Our pure JavaScript Scheduler component


Post by nickolay »

@rafal Hi, what happens here is that "incrementing" the date uses the event's calendar (intersection of event's and resource's calendars to be precise) and it skips the amount of working time. The hoursPerDay config for project is not set and default value 24 hours is used. Because of that, event moves further in the future than expected.

Probably in this case hoursPerDay=8 setting is assuming.

However the 2nd cause comes into play - the "start date" and "start time" fields are completely separated. So "incrementing" the start date (moving event 8 working hours to the right) may keep it inside the same day (if it starts early, like at 8 AM). Then the date remains the same, time part of it is ignored so increment does not happen at all.

We probably will be combining the "start date" and "start time" fields to use the same data source, so that incrementing a date for event starting at 8:00, with calendar 8:00-17:00 will keep the event in the same date, but instead will change time to 16:00 (assuming hoursPerDay=8).


Post by rafal »

What about incrementing date by single day. If the resulting time is not available then the time should be moved to the closest available time? It seems more reasonable to me.
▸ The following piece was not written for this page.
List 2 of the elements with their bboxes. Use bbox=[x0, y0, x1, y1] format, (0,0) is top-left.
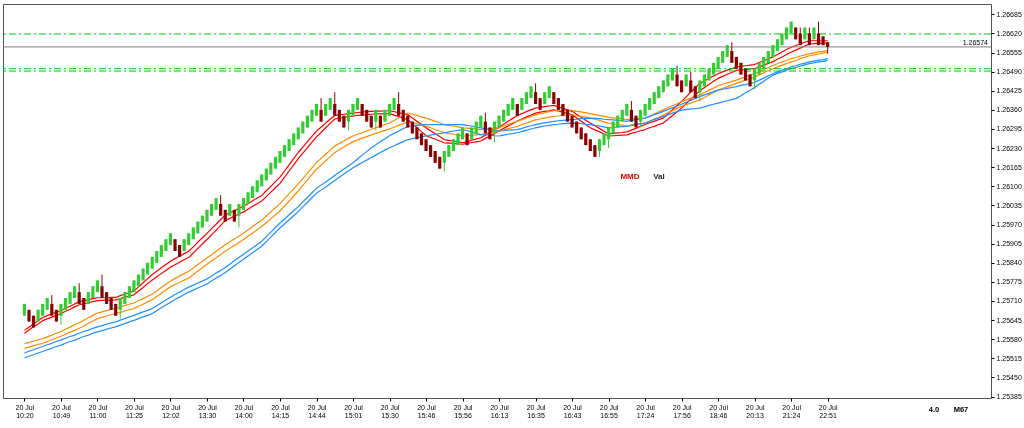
annotation: MMD bbox=[620, 172, 640, 181]
annotation: Val bbox=[653, 172, 665, 181]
When are you planning to fix it?


Post by marcio »

Hey rafal,

If you're talking about the ticket on this thread, it's already solved and it'll be available on 5.5.2 and 5.6.0-alpha-2.

Best regards,
Márcio


Post by rafal »

I have updated scheduler to 5.5.2 version. Nothing changed. The problem still exists. Should I do something special?
The bug also exists in this example:
https://www.bryntum.com/products/schedulerpro/examples/resource-non-working-time/


Post by nickolay »

This is a breaking change, so it is in the 5.6.0 branch (already available in the 5.6.0-alpha release)


Post by rafal »

So in order to use production version I have to wait for 5.6.0 version?


Post by nickolay »

That would be the safest, our alphas passes through the same automated quality control though, so you can try it too already.


Post by rafal »

Why the startDateField uses hoursPerDay factor? From user perspective it is weird. User just wants to increment/decrement the date by single day. Now it jumps uncertain amount of time forward or backward.


Post by nickolay »

Start/end date fields use "calendar" time and not just increment/decrement of the dates. This is because of the following use case. Imagine a 24/5 project calendar and a task starting on Monday. We then decrement the start date of that task. To which date it should be set? Setting it on Sunday does not make sense, because of the 24/5 calendar. Setting it on Saturday does not make sense either. The only sensible choice is to set it on Friday, which is equivalent of "shifting start date 1 working day backward".

This is why start/end date fields uses "shift in working time" semantic, instead of the "raw" increment/decrement.